Would that happen via crossbreeding? Or some mysterious form of gene "absorption"?

2 comments

Although the author's opinion appears to be intelligent design:

"As a consequence, all purported evolutionary trees and sequences become highly suspect, including such icons as the whale and human series. For they are based on similarities of traits between species, and similarities are an unreliable indicator of common ancestry as implied by the trees’ typically low adjusted consistency indices. Instead, similarities appear to be the result of a designer reusing design modules in different species to meet common goals.

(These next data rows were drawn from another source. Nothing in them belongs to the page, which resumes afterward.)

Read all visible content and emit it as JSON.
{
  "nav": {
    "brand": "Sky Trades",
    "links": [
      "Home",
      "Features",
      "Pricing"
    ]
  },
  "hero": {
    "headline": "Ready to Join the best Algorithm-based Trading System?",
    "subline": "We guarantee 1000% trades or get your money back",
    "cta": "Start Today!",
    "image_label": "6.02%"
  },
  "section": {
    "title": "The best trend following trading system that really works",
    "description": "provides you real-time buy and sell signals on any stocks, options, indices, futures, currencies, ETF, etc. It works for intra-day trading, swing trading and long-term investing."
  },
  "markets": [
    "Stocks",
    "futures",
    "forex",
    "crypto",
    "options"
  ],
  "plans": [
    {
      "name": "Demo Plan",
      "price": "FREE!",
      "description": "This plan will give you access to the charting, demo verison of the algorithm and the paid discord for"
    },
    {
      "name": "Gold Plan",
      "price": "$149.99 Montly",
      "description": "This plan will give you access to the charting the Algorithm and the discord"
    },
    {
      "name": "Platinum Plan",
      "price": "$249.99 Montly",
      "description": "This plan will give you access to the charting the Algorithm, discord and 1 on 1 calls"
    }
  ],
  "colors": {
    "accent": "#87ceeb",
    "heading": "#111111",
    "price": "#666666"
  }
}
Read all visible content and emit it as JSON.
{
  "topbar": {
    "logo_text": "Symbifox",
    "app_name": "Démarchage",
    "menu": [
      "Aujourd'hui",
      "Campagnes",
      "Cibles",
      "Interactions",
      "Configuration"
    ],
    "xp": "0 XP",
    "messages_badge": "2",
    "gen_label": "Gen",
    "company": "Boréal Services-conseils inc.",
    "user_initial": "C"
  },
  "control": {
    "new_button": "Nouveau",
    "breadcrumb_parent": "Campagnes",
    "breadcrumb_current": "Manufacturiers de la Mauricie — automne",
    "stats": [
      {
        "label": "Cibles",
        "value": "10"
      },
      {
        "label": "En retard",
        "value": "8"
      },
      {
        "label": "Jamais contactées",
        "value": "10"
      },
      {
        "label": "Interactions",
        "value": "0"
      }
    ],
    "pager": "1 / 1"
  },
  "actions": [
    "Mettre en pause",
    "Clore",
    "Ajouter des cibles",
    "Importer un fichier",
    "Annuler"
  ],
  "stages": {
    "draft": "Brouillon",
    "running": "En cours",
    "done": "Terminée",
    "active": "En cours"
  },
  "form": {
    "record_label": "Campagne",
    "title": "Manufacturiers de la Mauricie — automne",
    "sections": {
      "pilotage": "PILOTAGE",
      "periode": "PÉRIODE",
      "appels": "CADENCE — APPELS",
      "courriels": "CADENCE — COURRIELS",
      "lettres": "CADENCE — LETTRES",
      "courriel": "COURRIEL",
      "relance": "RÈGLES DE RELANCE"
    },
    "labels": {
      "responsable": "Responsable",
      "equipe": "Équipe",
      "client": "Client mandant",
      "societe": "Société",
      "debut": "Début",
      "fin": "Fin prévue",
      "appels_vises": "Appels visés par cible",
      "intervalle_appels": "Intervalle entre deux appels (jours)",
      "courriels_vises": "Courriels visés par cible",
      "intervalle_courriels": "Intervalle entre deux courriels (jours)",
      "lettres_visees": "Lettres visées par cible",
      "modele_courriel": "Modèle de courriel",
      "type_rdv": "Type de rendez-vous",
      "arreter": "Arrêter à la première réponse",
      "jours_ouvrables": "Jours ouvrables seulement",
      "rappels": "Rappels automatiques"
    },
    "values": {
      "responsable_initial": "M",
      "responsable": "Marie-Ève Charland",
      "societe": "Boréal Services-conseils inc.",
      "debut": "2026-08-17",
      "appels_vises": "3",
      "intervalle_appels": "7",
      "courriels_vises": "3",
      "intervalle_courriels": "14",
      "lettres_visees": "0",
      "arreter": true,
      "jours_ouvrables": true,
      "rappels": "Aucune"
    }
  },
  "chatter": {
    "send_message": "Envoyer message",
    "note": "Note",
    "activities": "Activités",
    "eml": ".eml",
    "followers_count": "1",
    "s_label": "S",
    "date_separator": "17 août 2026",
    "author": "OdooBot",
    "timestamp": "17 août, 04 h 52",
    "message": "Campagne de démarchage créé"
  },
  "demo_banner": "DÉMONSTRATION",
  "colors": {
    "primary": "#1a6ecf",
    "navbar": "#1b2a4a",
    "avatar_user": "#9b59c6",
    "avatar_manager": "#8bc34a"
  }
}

Ewert’s article represents only the first step in evaluating and developing his framework. Still, the significance of this research cannot be overstated. The dependency graph model explains why subsets of the biological data crudely fit a tree pattern and why so much of the data is incongruent. It also makes clear predictions on the results of future studies on the distribution across species of both physical traits and similarities in molecular data. Finally, it should lead to a robust and innovative research program based on the intelligent design framework. "

The OP article specifically writes

> These disappointing results have required evolutionists to devise several ad hoc mechanisms to explain the ubiquitous inconsistencies. Examples include lateral gene transfer (LGT), differential gene loss, and convergent evolution. Yet, the widescale appeal to LGT has been seriously questioned.

LGT is a synonym for HGT. I'm not sure why the article brings this up, since the model (DAG vs tree) and the mechanical implementation (LGT, etc.) are different things. The need for a mechanical explanation (defined by observation) does not change with a new model (also defined by observation). That said, new models can provide the right mental states to speed up discovery of correct mechanisms, so this work may have some significance, but it will be impossible to tell a priori.